Al contrario, credo che la Cina stia tracciando un’alternativa che chiamo “tecnomeritocrazia”. Essa si basa sui principi dell’innovazione “con permessi” ma va oltre il controllo normativo, abbracciando un sistema di valori più ampio, in cui il successo tecnologico non è misurato dalla valutazione finanziaria, ma dal fatto che si meriti un posto nella società. Questo viene guadagnato attraverso l’allineamento con obiettivi pubblici, legittimità civica e strategia nazionale. Il successo non è concentrato ma distribuito tra comunità, economia ed ecosistemi più ampi.
Questo modello è più importante che mai, poiché il mondo affronta non solo un deficit di fiducia, ma anche un deficit di coordinamento. Tecnologie come IA, calcolo quantistico e semiconduttori non possono più crescere in isolamento. Richiedono sistemi che uniscano capacità statale, leadership industriale e un mandato sociale.

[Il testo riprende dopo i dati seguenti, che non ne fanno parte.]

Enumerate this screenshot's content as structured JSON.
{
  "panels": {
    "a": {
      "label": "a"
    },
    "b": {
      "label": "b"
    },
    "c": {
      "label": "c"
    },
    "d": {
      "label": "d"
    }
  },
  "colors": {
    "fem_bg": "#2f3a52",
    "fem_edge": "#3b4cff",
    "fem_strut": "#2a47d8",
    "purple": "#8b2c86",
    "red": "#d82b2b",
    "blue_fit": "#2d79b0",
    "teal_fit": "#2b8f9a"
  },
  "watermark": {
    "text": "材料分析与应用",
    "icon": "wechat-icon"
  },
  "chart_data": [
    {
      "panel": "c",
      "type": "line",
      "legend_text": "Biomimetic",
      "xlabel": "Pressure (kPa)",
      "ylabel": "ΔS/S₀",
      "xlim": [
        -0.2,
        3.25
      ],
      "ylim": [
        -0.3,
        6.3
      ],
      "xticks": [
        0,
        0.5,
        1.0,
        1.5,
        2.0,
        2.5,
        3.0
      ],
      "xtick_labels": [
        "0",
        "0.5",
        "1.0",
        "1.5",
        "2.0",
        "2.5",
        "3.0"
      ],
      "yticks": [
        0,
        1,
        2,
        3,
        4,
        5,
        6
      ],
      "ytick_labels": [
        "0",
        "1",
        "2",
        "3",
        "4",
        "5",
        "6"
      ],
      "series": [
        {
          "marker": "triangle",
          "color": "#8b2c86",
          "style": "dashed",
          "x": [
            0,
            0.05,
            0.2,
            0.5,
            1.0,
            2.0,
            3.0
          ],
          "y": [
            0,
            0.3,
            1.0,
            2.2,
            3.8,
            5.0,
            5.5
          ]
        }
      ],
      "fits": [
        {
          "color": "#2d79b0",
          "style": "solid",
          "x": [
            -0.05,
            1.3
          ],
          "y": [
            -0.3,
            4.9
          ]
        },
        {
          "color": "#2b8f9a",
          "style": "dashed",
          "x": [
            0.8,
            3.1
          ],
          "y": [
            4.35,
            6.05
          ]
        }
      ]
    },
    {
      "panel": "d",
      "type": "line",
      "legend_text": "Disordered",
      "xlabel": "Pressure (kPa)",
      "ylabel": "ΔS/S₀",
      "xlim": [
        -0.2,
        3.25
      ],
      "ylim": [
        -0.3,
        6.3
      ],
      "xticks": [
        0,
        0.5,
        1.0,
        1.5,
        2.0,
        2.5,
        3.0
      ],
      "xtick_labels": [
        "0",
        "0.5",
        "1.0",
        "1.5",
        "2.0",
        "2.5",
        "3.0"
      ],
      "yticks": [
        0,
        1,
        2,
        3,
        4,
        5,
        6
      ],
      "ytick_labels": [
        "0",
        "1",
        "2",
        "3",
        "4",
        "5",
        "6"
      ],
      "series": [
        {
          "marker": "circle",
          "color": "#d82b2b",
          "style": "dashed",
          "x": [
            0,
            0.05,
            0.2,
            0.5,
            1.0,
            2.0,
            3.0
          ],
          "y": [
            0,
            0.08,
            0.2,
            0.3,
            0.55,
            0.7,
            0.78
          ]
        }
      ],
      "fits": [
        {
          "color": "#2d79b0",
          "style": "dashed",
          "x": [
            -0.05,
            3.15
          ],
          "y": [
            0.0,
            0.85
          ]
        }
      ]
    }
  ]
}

L’adozione cinese dell’open source in questo contesto è un esempio di tecnomeritocrazia in azione. Rendendo accessibili al pubblico tecnologie fondamentali come i modelli linguistici di grandi dimensioni, aziende come DeepSeek e Alibaba Group Holding (proprietaria del South China Morning Post) stanno abbattendo barriere, incoraggiando la collaborazione e rafforzando l’idea che l’innovazione guadagni legittimità attraverso il valore condiviso, non il controllo privato.
Come ha detto recentemente Ren Zhengfei, fondatore di Huawei Technologies, un ambiente open source avvantaggerà il futuro a lungo termine del Paese.
In un mondo plasmato da sanzioni e protezionismo, l’open source serve indubbiamente come strumento strategico. Ma riflette anche un principio più profondo: la sovranità tecnologica non si ottiene con l’accumulo e lo sfruttamento, ma distribuendo le capacità in modo da servire obiettivi nazionali e collettivi.
In questo panorama in evoluzione, anche Hong Kong svolge un ruolo vitale. Con il suo sistema di common law, standard internazionali e talenti globali, è in una posizione unica per favorire quella che definisco “osmosi dell’innovazione”, ovvero un ambiente di collaborazione multilaterale tra innovatori cinesi continentali e globali.
Iniziative come il programma di innovazione InnoHK presso l’Hong Kong Science Park mostrano come la città possa facilitare collaborazioni di ricerca e sviluppo che altrove sarebbero troppo complesse o difficili da ospitare.
Non ci stiamo dirigendo verso un unico modello globale di innovazione, ma verso un’era di coesistenza, in cui sistemi diversi – con o senza permessi, centralizzati o aperti – competono, collaborano e co-evolvono. I Paesi e le aziende che avranno successo non saranno necessariamente i più veloci o i più capitalizzati. Saranno quelli ritenuti più affidabili nel scalare la tecnologia in modo responsabile, nell’allinearsi ai valori pubblici e nel contribuire a risolvere le sfide globali condivise.
In Cina, un elevato livello di fiducia pubblica nella tecnologia è stato coltivato attraverso pianificazione a lungo termine, design e un contratto sociale che lega l’innovazione allo sviluppo nazionale. Se abbinata a un’apertura alla collaborazione multilaterale, diventa un potente catalizzatore per il progresso. In un mondo alla ricerca di fiducia e direzione, forse la tecnomeritocrazia è la proposta della Cina per guidare, non attraverso un dominio unilaterale ma con un’alternativa più equa.